Pentecost observed the return and glorious descent of the Holy Spirit. Trinity Sunday raised the hearts and minds of Christians to the central mystery of their faith, namely, to the Divine Family of the Father, the Son, and the Holy Spirit. The move of the two feast days makes sense: after receiving the Holy Spirit, humanity is able and willing to see and know the living God.

What could follow these two Sundays? Are we going to experience a major let down or a liturgical crash of some sort?

Let’s hope not. In fact, nothing other than a solemnity of God’s presence among humanity could possibly prevent such dire disappointment. And so, reflecting Christian realities, believers today adore the Lord Jesus – hailed as God and Man – and his enduring presence among us under the appearance of bread and wine.

Hearkening back to the Upper Room at the end of his earthly life, Corpus Christi commemorates the Lord Jesus’ celebration of the Passover with his followers. As the culmination of his three years with them, Jesus tells his followers that he eagerly anticipated eating the Passover with them.

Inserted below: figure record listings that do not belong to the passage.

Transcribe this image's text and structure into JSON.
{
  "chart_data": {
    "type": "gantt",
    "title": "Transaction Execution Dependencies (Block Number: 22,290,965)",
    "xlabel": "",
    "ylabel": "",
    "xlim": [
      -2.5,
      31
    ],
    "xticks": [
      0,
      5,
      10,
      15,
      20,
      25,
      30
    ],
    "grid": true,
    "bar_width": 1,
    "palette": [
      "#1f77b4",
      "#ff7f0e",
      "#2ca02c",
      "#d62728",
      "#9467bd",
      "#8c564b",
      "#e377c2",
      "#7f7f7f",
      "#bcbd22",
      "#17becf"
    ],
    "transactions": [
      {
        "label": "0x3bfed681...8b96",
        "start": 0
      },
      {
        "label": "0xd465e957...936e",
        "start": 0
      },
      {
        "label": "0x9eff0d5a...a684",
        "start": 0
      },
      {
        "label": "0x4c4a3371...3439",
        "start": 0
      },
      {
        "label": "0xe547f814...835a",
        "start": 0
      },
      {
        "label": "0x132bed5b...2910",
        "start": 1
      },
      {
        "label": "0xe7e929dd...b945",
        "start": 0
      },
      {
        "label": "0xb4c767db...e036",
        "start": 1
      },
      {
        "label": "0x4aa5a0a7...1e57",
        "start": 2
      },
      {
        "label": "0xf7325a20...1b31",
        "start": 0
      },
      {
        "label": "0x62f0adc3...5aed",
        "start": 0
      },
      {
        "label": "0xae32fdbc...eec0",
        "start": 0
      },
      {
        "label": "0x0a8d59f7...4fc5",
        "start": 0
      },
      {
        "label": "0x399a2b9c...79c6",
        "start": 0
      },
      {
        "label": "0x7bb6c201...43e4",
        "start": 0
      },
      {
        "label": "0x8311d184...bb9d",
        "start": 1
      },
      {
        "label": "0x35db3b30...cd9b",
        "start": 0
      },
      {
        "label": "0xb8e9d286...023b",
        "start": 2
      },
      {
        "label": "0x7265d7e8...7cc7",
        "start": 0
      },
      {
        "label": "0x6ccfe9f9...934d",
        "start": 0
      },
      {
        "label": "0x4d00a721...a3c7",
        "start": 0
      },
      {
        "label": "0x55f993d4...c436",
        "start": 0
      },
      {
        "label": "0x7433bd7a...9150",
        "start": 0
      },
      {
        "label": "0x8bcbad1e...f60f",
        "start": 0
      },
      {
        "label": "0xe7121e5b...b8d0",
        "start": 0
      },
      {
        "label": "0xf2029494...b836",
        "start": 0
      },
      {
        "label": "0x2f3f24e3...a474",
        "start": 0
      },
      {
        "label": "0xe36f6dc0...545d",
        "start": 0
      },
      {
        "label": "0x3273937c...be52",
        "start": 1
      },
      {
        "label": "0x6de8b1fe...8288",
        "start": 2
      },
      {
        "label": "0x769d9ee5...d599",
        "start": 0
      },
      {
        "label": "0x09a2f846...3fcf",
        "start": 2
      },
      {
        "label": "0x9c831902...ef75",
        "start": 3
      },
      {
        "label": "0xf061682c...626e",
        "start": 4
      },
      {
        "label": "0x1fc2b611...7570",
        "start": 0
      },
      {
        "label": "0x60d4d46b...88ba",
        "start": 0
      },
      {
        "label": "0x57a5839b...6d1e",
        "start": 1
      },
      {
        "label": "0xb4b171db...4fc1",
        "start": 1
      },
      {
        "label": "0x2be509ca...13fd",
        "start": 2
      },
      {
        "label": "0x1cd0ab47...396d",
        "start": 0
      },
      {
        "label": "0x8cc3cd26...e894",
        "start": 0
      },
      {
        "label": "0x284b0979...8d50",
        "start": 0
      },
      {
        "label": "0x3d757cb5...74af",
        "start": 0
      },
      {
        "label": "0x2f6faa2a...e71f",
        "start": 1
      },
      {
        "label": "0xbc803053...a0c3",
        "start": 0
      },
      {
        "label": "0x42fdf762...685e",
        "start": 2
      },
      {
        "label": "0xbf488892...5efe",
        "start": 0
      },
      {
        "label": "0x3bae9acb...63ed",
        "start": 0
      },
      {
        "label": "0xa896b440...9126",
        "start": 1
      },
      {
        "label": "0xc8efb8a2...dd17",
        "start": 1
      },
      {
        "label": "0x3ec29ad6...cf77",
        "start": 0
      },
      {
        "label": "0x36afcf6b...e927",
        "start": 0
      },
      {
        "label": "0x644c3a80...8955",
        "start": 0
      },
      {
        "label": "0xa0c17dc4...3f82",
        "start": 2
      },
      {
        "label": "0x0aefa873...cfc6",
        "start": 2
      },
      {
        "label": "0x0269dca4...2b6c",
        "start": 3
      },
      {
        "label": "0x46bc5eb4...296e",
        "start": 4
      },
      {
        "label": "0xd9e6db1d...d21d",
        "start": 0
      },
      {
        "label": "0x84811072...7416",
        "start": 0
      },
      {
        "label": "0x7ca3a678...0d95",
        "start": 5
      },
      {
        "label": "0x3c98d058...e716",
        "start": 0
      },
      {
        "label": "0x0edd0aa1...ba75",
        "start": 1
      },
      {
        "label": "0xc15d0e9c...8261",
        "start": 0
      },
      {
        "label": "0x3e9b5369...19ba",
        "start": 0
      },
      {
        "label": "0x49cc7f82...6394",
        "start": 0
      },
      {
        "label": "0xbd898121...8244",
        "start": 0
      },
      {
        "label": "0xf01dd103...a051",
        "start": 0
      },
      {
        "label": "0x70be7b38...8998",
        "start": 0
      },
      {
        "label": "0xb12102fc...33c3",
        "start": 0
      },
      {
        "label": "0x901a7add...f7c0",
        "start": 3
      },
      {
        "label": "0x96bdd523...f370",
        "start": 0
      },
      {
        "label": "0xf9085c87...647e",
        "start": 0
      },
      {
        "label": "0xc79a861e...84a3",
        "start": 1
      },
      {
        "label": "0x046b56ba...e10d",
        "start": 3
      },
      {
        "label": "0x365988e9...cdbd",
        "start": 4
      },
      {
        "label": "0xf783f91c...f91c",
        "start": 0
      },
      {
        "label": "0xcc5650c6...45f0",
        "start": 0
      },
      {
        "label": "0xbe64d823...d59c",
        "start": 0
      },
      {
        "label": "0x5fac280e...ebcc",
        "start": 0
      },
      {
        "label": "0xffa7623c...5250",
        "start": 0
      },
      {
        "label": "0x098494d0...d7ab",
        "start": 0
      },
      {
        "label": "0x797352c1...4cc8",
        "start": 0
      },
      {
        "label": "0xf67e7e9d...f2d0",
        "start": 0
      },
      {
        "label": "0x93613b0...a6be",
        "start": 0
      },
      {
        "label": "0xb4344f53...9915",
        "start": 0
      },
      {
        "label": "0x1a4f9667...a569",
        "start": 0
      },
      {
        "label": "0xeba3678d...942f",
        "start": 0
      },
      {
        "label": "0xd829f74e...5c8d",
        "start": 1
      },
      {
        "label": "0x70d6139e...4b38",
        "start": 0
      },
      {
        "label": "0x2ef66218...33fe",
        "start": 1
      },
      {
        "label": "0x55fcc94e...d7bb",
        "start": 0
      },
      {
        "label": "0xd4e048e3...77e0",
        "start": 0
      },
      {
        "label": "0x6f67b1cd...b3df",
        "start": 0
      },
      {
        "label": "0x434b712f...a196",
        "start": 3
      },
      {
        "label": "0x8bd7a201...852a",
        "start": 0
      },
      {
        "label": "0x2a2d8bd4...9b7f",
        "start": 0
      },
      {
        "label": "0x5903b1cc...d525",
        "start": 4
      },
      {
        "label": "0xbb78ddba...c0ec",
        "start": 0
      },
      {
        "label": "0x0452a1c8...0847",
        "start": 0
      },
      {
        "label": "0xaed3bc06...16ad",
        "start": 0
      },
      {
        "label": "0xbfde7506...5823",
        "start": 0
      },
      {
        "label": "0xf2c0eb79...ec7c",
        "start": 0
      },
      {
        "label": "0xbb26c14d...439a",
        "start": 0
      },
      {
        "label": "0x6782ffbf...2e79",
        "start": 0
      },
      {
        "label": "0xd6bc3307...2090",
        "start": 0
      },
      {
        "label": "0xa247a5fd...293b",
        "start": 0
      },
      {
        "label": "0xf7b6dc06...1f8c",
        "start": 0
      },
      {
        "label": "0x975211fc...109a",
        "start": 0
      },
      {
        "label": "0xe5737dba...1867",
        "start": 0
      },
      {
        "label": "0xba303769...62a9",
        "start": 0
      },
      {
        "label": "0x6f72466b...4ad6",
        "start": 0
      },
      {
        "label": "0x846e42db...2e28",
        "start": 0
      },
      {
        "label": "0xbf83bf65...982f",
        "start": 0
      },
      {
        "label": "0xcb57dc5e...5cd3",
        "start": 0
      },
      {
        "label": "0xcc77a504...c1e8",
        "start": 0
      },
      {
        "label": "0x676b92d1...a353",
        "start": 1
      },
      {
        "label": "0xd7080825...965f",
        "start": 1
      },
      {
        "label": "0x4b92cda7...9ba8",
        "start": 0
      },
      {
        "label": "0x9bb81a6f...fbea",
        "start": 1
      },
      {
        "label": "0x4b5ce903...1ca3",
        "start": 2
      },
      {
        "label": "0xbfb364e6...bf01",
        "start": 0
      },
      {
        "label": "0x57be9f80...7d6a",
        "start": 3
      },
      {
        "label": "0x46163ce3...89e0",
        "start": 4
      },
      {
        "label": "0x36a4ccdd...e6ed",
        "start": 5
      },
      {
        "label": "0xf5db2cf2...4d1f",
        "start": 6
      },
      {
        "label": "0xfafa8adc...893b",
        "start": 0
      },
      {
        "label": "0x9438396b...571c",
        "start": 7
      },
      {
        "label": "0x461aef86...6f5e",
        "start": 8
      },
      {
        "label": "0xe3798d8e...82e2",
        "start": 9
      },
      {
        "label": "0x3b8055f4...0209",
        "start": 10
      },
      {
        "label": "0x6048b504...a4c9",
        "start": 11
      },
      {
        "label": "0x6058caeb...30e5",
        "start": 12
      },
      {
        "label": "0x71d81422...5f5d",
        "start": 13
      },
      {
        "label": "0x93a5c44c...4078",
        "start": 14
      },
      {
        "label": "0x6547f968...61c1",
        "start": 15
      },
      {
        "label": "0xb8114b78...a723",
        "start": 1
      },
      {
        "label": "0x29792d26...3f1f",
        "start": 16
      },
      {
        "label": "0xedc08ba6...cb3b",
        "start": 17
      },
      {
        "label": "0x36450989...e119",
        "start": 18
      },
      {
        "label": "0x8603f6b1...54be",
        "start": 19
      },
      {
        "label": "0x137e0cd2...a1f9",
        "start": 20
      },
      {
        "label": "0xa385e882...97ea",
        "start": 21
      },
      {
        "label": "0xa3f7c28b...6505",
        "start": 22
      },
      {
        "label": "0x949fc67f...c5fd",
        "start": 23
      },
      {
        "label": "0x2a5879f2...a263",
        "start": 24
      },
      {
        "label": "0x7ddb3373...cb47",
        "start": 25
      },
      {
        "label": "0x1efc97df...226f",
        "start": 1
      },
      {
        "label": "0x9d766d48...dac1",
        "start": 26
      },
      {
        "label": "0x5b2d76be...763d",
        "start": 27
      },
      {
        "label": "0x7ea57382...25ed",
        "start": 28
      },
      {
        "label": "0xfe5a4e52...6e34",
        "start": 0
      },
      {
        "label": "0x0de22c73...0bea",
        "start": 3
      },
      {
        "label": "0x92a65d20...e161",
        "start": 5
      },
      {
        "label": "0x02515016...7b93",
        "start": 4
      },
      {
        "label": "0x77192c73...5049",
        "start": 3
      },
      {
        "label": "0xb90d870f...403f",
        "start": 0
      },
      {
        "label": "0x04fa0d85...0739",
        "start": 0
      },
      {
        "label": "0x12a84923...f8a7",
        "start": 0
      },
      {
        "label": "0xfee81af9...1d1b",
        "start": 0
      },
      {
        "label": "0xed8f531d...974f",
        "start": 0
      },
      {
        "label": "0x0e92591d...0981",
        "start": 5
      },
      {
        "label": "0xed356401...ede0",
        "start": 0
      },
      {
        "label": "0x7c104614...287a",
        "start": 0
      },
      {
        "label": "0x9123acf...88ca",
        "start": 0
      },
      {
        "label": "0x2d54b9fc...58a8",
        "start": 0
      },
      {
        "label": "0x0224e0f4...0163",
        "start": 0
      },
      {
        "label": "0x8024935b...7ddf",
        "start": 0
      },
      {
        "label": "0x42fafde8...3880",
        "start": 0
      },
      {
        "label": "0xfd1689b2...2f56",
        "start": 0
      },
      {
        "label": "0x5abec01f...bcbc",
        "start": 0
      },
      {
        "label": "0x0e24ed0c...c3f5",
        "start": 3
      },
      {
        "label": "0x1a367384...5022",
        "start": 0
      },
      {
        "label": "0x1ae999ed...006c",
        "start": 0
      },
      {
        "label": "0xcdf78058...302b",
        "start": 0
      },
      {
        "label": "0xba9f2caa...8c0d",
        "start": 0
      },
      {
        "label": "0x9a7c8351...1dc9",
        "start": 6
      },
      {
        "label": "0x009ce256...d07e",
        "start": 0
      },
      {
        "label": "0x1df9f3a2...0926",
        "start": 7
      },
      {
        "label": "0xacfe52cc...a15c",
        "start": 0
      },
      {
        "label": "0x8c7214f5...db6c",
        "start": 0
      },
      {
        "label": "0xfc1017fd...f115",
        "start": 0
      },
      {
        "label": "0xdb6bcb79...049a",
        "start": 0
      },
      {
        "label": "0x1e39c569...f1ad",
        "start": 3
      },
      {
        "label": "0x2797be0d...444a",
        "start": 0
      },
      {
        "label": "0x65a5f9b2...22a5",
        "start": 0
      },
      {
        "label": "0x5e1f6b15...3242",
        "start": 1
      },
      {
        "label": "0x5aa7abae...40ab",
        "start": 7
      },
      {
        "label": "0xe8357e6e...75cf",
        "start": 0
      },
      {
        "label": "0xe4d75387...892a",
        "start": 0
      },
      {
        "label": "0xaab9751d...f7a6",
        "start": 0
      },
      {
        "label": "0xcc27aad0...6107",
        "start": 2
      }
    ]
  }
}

The anticipation is understandable since in its celebration, the Lord fulfilled the ancient ritual and began his own sacrifice. And by his sacrifice, the Lord Jesus offers a new and eternal covenant of reconciliation and love.

Pope Francis speaks of this covenant: “Christ’s Passover is the definitive victory over death, because he transformed his death in a supreme act of love… In the Eucharist, he wishes to communicate to us this paschal and victorious love.”

The Lord Jesus’ covenant is marked by his sacrifice, sustained by sacred memory, and made perceptible by a blessed meal. This meal, now called the eucharist – or great thanksgiving – by believers, is literally the edible truth of God’s passionate desire to be with us.

Another way of putting it: The Lord enjoys being with us and he seals the deal by his sacrifice and the giving of the Eucharist.

And so, Corpus Christi is the third of the trifecta of recent feasts. Flowing from Pentecost and Trinity Sunday, it’s the perfect solemnity to help us digest the mysteries of God and bring their truth and revelation into our own discipleship and lived faith.

It’s an invitation for each of us to offer our lives, loved ones, sufferings, and joys to God and to seek his blessing and guidance.

Pope Francis describes this reality as he speaks of the Eucharistic Prayer: “No one and nothing is forgotten in the Eucharistic Prayer, but everything is redirected to God, as the concluding doxology recalls. No one is forgotten. And if I have someone — relatives, friends — who are in need or who have passed from this world to the other, I can name them in this moment…”

Corpus Christi, therefore, is the annual reminder of God’s accompaniment with us. It’s a living feast that echoes the heavenly declaration first heard by Saint John the Evangelist: “Look! God’s dwelling place is now among the people, and he will dwell with them. They will be his people, and God himself will be with them and be their God.”

In being reminded, therefore, of God as our companion during the Corpus Christi festivities, it makes sense that – after this solemnity – believers enter into Ordinary Time in the liturgical year. Knowing of God’s Spirit upon us, seeing him as the Divine Family of Father, Son, and Holy Spirit, and knowing of his presence among us, it’s only right and just that Christians get to work after these three recent high holy days and zealously labor to share and spread God’s kingdom of grace and mercy.

Rather than living as orphans or sluggards, Christian believers are empowered and directed to “go and teach all nations.” As the beloved children of God, and as men and women who have been ransomed from darkness and chosen to do good, Christians are to tirelessly work to generously bestow upon others the divine presence and peace which they themselves have received from the goodness of God.

And so, these are the consolations and the challenge of Corpus Christi. God is with us. Now, let’s get to work.